In this reading, you'll get a broad introduction to relational databases and the ways they compare and contrast to DynamoDB databases.
In the next reading, you'll look at the similarities and differences between Entity Relationship Diagrams in DynamoDB and relational databases. Once we've worked through an ERD example, we'll introduce some basic SQL commands.
Relational databases (RDBs)
As you may remember, we first introduced databases when discussing the need to organize the shoes in our closet. We chose to use a database because of its increased control over data entry and management. Databases allow us to store large amounts of data and easily scale upwards if we need to add more data.
AWS provides Amazon Relational Database Service (RDS) for managing databases in the cloud. Just as DynamoDB is one possible engine for running a key-value database, RDS supports many engines that can run a relational database. We'll focus on Amazon Aurora, an RDB that wraps and enhances other RDB engines. We'll use the MySQL flavor of Amazon Aurora for all our lessons.
RDB Tables
DynamoDB and other key-value databases store all the information for a single item in a single table. A relational database stores an item's data in many related tables.
First, let's go over the terminology. We call each row in the table a record; it's like a DynamoDB item. We call a record's attributes columns.
Each record must have a unique ID, called the primary key, like a DynamoDB hash key. Where DynamoDB requires that the hash key and sort key (if any) make a unique value for each item, an RDB table has no sort key, but can combine many columns to build its primary key.

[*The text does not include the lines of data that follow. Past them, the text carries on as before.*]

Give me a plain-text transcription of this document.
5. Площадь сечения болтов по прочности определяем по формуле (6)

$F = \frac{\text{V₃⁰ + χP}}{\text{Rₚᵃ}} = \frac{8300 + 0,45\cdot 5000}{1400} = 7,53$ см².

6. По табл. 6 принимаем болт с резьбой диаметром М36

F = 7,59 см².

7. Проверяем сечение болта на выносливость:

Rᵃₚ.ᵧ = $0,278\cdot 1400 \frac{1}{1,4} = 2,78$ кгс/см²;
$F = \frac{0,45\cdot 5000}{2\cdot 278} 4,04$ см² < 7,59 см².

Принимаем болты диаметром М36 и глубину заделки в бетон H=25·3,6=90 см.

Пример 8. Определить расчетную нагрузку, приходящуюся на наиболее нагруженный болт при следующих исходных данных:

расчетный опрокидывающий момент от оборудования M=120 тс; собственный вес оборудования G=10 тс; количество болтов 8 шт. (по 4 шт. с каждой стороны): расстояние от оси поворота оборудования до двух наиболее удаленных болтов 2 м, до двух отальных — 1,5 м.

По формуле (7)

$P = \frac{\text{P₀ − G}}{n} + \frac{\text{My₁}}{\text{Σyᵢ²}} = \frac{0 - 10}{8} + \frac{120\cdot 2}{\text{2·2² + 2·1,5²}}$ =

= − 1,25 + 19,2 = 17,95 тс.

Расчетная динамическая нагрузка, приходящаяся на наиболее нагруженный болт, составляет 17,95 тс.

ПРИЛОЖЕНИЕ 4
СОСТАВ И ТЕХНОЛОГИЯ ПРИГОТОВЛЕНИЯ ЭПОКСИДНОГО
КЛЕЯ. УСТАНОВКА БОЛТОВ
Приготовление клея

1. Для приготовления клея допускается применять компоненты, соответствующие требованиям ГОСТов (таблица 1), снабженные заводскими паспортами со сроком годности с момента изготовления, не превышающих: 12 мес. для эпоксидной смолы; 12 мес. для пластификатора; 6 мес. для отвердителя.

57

While DynamoDB tables can include different attributes for each item, relational tables have a fixed structure. The RDB enforces the existence and type of each column for each record.
While SQL ignores capitalization, at ATA we will always make SQL commands ALL CAPS, use CapitalizedWords for table names, and write data types in lowercase.
numeric columns hold numbers. A date column has a formatted date. varchar(x) stands for "variable characters"; it's like a String because it can hold a variable number of characters, but it has a maximum length of x. Boolean columns have a value of either 'true' or 'false'.
SQL defines other data types, and individual RDB engines may add their own additions. If you're interested, w3schools has a good SQL reference, and there are many others.
Since an RDB table schema is fixed, you create the columns when you create the table. To add a new column, you have to modify the table schema and backfill every record with valid data. This is significant work; we avoid it as much as we can through careful design before table creation.
Columns may also be defined as nullable. This means that we can use the value NULL to indicate that we don't know an actual value to specify. If a column is not nullable, then it must contain a value other than NULL.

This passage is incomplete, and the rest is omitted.